Harmoni Tangan Mungil: Merawat Tradisi Lewat Karawitan di SDN Kemasan 03 Polokarto
Di sebuah sudut Kecamatan Polokarto, Kabupaten Sukoharjo, alunan magis nan menenangkan mengudara, memecah hiruk-pikuk aktivitas siang hari. Suara denting saron yang berpadu dengan ketukan kendang yang ritmis serta gaung gong yang berwibawa itu berasal dari lingkungan sekolah SDN Kemasan 03. Di sinilah, tunas-tunas muda penerus bangsa tengah asyik menyelami dan melestarikan warisan agung leluhur melalui kegiatan seni karawitan. Kegiatan ekstrakurikuler ini bukan sekadar rutinitas pengisi waktu luang, melainkan sebuah denyut nadi pelestarian budaya Jawa nguri-uri kabudayan Jawi yang sangat patut diapresiasi dan dibanggakan.
Dalam menggembleng potensi dan bakat seni anak-anak didiknya, SDN Kemasan 03 menjalin kerja sama yang erat dengan Sanggar Dhemes, salah satu sanggar seni lokal yang konsisten merawat tradisi. Sinergi ini menghadirkan ruang belajar yang berkualitas dan terarah bagi para siswa. Pembinaan kegiatan karawitan ini dipercayakan langsung kepada Bapak Wiji, seorang pelatih yang dikenal sabar, telaten, dan berdedikasi tinggi. Di bawah bimbingan Bapak Wiji, anak-anak diajarkan teknik menabuh gamelan secara bertahap, mulai dari pengenalan laras, irama, hingga pemahaman dinamika gending Jawa.
Suasana saat latihan berlangsung terasa begitu hangat dan membanggakan. Anak-anak sekolah dasar yang di era modern kerap identik dengan gawai, justru tampak antusias duduk bersila di balik perangkat gamelan. Sebagian besar dari mereka mengenakan busana tradisional Jawa yang bersahaja; anak laki-laki tampak gagah dengan penutup kepala blangkon dan kemeja lurik, sementara anak perempuan terlihat anggun dengan balutan kebaya. Dengan arahan yang cermat dari Bapak Wiji, jari-jari mungil para siswa mulai menari dengan luwes di atas wilahan saron, demung, dan slenthem.
"Ting... tung... nang... ning... gung!" Bunyi tabuhan perlahan mengalun, membangun sebuah harmoni yang syahdu.
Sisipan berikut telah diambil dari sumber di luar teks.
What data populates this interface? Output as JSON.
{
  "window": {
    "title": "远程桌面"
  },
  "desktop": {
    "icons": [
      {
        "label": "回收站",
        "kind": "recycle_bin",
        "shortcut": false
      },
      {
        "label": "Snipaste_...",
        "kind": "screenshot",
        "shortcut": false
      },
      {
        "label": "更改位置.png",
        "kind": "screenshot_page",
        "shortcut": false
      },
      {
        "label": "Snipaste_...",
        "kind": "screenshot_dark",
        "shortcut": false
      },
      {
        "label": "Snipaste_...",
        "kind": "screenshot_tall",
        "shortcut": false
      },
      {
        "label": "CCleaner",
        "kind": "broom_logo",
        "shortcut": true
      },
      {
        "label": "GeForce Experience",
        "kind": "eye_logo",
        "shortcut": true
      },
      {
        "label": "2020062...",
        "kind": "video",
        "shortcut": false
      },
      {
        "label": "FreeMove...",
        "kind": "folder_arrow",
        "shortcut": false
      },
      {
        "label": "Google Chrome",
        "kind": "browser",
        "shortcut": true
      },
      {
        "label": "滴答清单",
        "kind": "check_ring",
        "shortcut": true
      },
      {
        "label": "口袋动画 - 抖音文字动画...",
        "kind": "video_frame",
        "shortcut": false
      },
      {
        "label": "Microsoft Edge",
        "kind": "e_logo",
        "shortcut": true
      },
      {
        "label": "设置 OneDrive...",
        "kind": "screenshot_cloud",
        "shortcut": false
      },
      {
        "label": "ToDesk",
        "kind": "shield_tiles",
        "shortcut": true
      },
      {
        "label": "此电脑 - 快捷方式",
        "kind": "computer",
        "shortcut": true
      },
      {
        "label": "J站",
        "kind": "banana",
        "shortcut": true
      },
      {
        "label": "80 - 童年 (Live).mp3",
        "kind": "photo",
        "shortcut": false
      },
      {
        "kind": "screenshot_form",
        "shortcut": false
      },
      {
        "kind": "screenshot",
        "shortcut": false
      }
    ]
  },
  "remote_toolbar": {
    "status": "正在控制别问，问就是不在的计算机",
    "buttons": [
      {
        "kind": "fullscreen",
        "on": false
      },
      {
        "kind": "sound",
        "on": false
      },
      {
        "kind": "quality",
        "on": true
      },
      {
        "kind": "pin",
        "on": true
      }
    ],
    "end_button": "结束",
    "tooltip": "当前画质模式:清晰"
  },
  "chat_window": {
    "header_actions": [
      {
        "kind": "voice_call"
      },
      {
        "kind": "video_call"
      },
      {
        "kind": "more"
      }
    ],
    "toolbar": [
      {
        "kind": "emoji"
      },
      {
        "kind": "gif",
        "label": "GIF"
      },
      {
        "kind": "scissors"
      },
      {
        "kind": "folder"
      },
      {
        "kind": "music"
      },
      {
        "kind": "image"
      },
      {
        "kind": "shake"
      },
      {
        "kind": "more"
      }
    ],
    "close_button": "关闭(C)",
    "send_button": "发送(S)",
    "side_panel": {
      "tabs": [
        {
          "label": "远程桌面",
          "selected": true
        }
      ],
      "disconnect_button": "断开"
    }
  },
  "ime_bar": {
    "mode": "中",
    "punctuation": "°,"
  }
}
Sang pengendang cilik, yang bertugas menjaga tempo, tampak memicingkan mata penuh konsentrasi mengikuti ketukan dan arahan Bapak Wiji. Tangannya dengan sigap menepuk kulit kendang untuk mengatur ritme gending. Di sudut lain, beberapa siswi yang bertugas sebagai waranggana atau sinden cilik melantunkan tembang-tembang dolanan anak dengan vokal yang jernih dan polos, menyatu sempurna ke dalam alunan gamelan.
Kegiatan karawitan hasil kolaborasi antara SDN Kemasan 03 dan Sanggar Dhemes ini memberikan dampak pembentukan karakter yang amat positif. Di balik setiap instrumen yang ditabuh, Bapak Wiji senantiasa menyisipkan pesan moral tentang pentingnya rasa tepa selira (tenggang rasa), kedisiplinan, dan kebersamaan. Bermain karawitan mengajarkan anak-anak bahwa harmoni tidak akan tercipta jika ada satu instrumen yang ingin menonjol sendiri; semuanya harus berjalan seirama dan saling mendengarkan.
Dukungan penuh dari pihak sekolah, para guru, serta paguyuban orang tua murid menjadi pilar penyangga utama bagi keberlanjutan program seni ini. Senyum puas dan lega yang mengembang di wajah anak-anak sehabis latihan menjadi bukti bahwa seni tradisi masih memiliki tempat istimewa di hati generasi muda. Dari tangan-tangan mungil siswa SDN Kemasan 03 Polokarto, dengan bimbingan telaten Bapak Wiji dan Sanggar Dhemes, warisan budaya karawitan akan terus bergema dan terjaga kelestariannya hingga masa depan.